Domestic Help

1 Jun

Kirsten Dunst in the Mona Lisa Smile (film)

I wonder if the abolitionists, the democrats, the socialists, knew exactly what they were getting themselves into when the dreamt up the equality of humanity. In stories you always read about the aristocrats not lifting a finger at the chores, so very preoccupied were they by ‘higher pursuit’, business, military enterprises (which sometimes were one with business), science, philosophy, women. The women too, in needlework and the ordering of a household, the sort of pleasure we in our age can only find in the arrangement of our reserves in computer games, in the practical business of running a work team.

Of course, housework was harder then – more time consuming. It was due to the reordering of the world, where households became more or less independent and the picture of family we saw were not confined to the abject poor who were made to scrub out other people’s toiletry or the rich who hired these people as their help. The world became fairer – women of a family were to do their own linens, and then came the washing machines, the dish-driers, the vacuum cleaner, the stronger cleaning detergents and more robust cloth of which one did not need to hand wash. And they arose not due to the outcry of servants – they did away with the need of servants after the middle class was conceived. Indeed, if we were to continue in that age I doubt the need of such practical household items such as synthetic sponges would appear. In fact, it would be against the social system – a vacuum cleaner would do away with at least two servants for a medium sized mansion – and then what would they do?

Housework became easier, and more women became liberated enough to think, as their richer counterparts had started doing at least half a century earlier. And this they thought – if I could advise my husband on his work, then it proves I am not entirely incapable, and I can possibly do his work.

And it was not so shocking for the husbands, for at this moment the idea became more and more conceivable in our female population, the men became too preoccupied by their own affairs – the war. So that without much fight the women were made to sit in the factories and do the work of the men previously denied then. And their men came back to find their work taken from them, or done as well by their wives, or they did not come back at all. And so it was that women kept their foot in the doorway thrust upon them, suddenly satisfied by a sense of independence previously denied them. And both couples were expected to work, and then both couples were expected to share the housework – it became a criteria for choosing a mate, unless you were the few filthy rich who could hire help.

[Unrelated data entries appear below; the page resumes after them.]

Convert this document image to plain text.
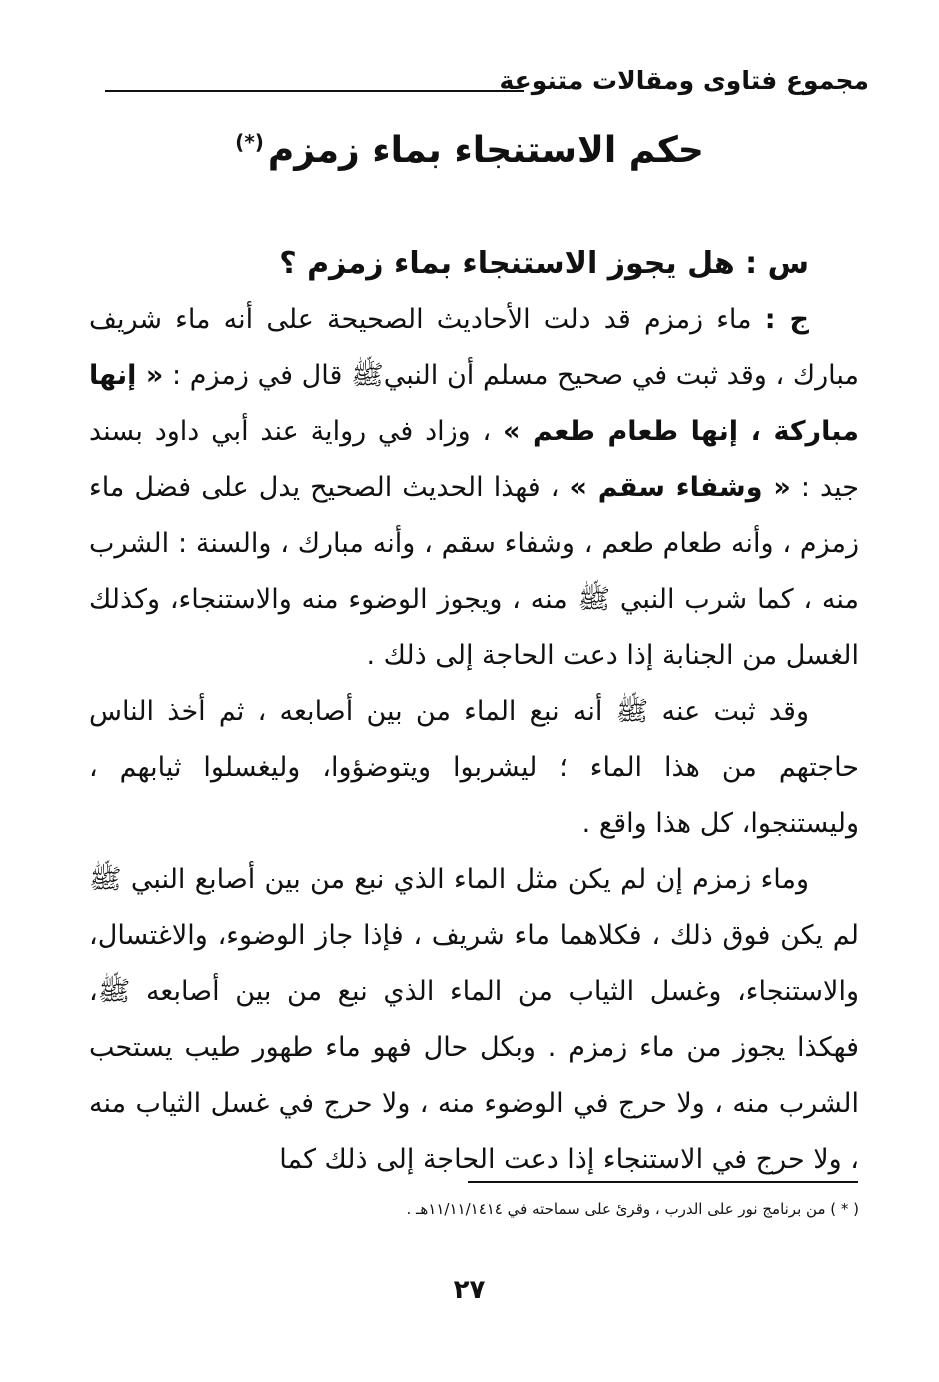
مجموع فتاوى ومقالات متنوعة
حكم الاستنجاء بماء زمزم(*)

س : هل يجوز الاستنجاء بماء زمزم ؟

ج : ماء زمزم قد دلت الأحاديث الصحيحة على أنه ماء شريف مبارك ، وقد ثبت في صحيح مسلم أن النبيﷺ قال في زمزم : « إنها مباركة ، إنها طعام طعم » ، وزاد في رواية عند أبي داود بسند جيد : « وشفاء سقم » ، فهذا الحديث الصحيح يدل على فضل ماء زمزم ، وأنه طعام طعم ، وشفاء سقم ، وأنه مبارك ، والسنة : الشرب منه ، كما شرب النبي ﷺ منه ، ويجوز الوضوء منه والاستنجاء، وكذلك الغسل من الجنابة إذا دعت الحاجة إلى ذلك .

وقد ثبت عنه ﷺ أنه نبع الماء من بين أصابعه ، ثم أخذ الناس حاجتهم من هذا الماء ؛ ليشربوا ويتوضؤوا، وليغسلوا ثيابهم ، وليستنجوا، كل هذا واقع .

وماء زمزم إن لم يكن مثل الماء الذي نبع من بين أصابع النبي ﷺ لم يكن فوق ذلك ، فكلاهما ماء شريف ، فإذا جاز الوضوء، والاغتسال، والاستنجاء، وغسل الثياب من الماء الذي نبع من بين أصابعه ﷺ، فهكذا يجوز من ماء زمزم . وبكل حال فهو ماء طهور طيب يستحب الشرب منه ، ولا حرج في الوضوء منه ، ولا حرج في غسل الثياب منه ، ولا حرج في الاستنجاء إذا دعت الحاجة إلى ذلك كما

( * ) من برنامج نور على الدرب ، وقرئ على سماحته في ١١/١١/١٤١٤هـ .
٢٧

And somehow, for some inexplicable reason, the world became so that it became necessary for both husband and wife to work in many families, at least in countries that had embraced capitalism with their heart and soul. For life was becoming more extravagant – it was expected that life should be so lived, with the advertisements becoming much more skilled at coming at us sideways, entrapping our hearts and our purse-strings so that we stopped thinking, we stopped looking at each other, we stopped being us so long as the increasing baubles in our lives kept us feeling the sense of well being that more than a century ago was denied all of us except the nobility. Now we have it. Commercialism. And we can’t go back, at least consciously, for our eyes our glued to the TV set and our hands to our bags of chips. We don’t have time to think being so exhausted at work, feeding the huge engine of material need that pulses through our society so that our hearts can keep pounding. That’s what they tell us, anyway. Toeing the party line, being a consumer, it is an all consuming activity that requires we consume ourselves before being allowed to consume other. Ask the telemarketer, the gussied up woman with the quietly desperate eyes pushing makeup at her brand name cosmetics counter, satisfying herself on the freebies the company offers her, the way a synthetic silk nightgown swims through her fingers as her hard earned money swims out again to offer her the image of the beautiful woman she sees all day in her work on billboards, the image of the perfect woman who can really enjoy her life. If I’m beautiful I will be happy. Or so they tell us.

And strangely, we don’t realize that we’re being forced to work now, both of us. We don’t realize that we’re the new domestic help. And we’re accepting of this, coming home to sit in front of televisions blaring music from people in mansions. Dreaming of their life, not realizing that it is us who put them there.

I’ve wondered sometimes, as I’m doing the laundry, and feeling totally bored by the process, whether it wouldn’t be nice to have some help. I imagine a world where this is possible, and I look at myself. I realize that I’d either not have to touch a dish cloth, ever, be allowed to wallow in my books, or I’d be always the one with the mop, the hanger, the scrub, with my hair tied out of my eyes and forehead picking off clothes my inconsiderate bosses leave lying around on the floor. There would only be two options, and I shudder. If I do not want these extreme alternatives for myself, would I want it for others?